路过男人时,易宁停下,他盯着郑其与,一字一句,声音沙哑地说道:“你最好老实一点。”

男人嗤笑,挑着眉毛,一副无所谓的样子。

门被关上,易宁脱力地坐在走廊的椅子上,头挨着墙,发呆地看着走廊上惨白的灯。

丁梧面无表情地站在旁边。

但此刻他的心情却并不是像他表现的那样平淡,因为他的脑子里一直在绝望地循环,我都听到了什么啊?这是我可以听的吗?易宁会不会之后把我灭口啊?要不要现在立马跑路啊?
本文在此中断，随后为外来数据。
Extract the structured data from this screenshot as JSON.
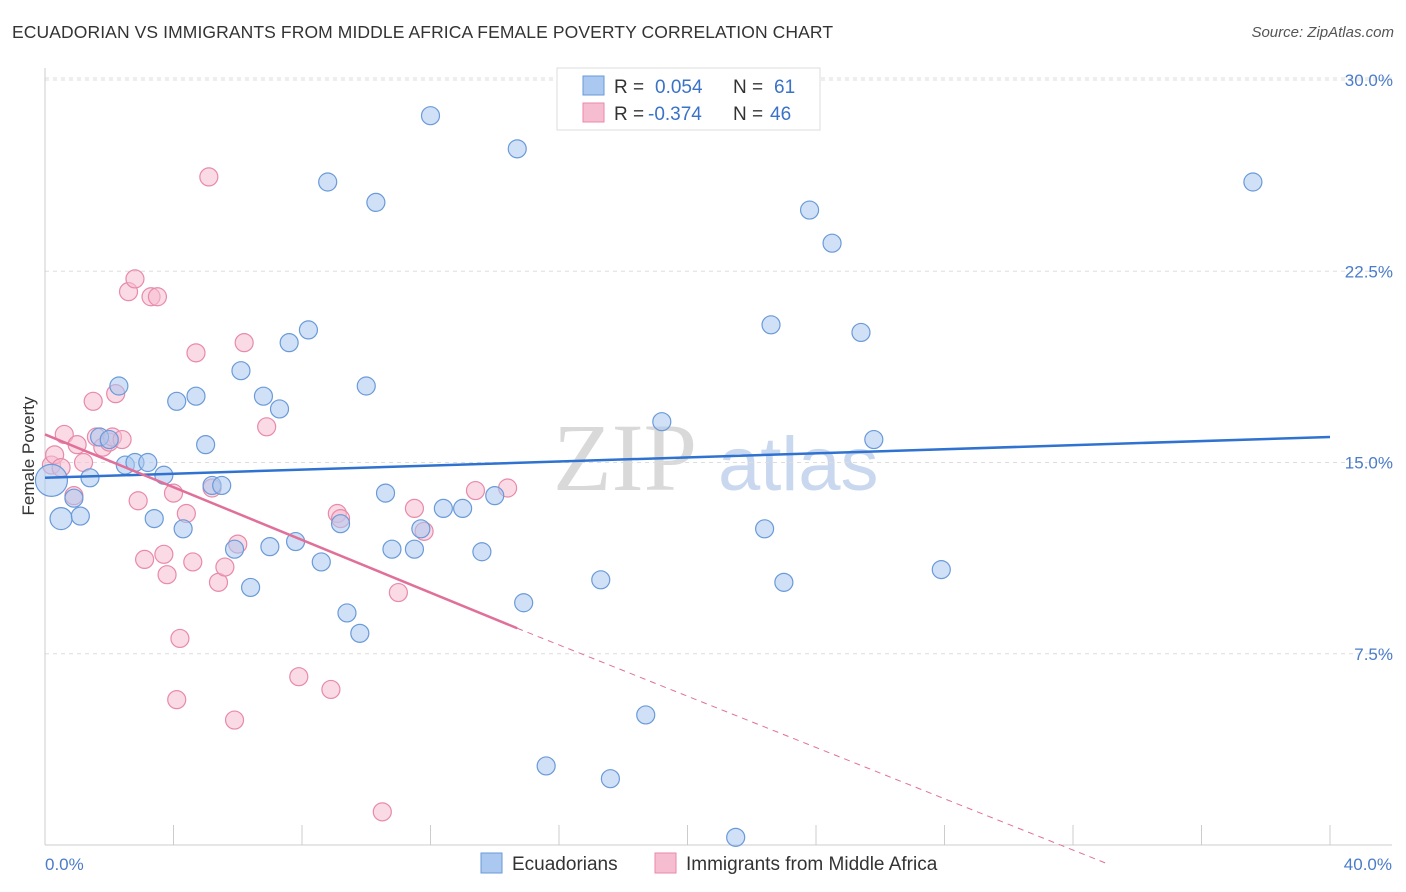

还没等他想好,一旁正在发呆的易宁突然开了口:“今天的事情不许说出去。”

丁梧用力地点点头:“好的。”

他故作轻松地笑了一下,本来想说些调笑的话和谐一下氛围,但他对着易宁忧悒的眼睛,话却全部被堵在了嘴边。

突兀的空白后,他只能低声道:“今天我就当什么都没听到…”

易宁声音嘶哑:“你不用放在心上,本来也不关你的事。”

这是他和母亲,与郑其与之间的凹糟事情,与外人无关。

丁梧偏头看了一眼病房:“我还是有点担心伯母。”

“郑其与只是想要钱,”易宁说,“如果他敢伤害母亲,我一定不会让他好好地走出医院。”

他盯着病房的门,眼神里像混了细碎的冰。

到了现在,他还是没有强大到能够直面郑其与,那些年少时的侮辱与打骂,在他见到他的那一刻,立即如潮水一般涌了上来,好像在原地就可以马上将他溺毙。

他还是那么没用。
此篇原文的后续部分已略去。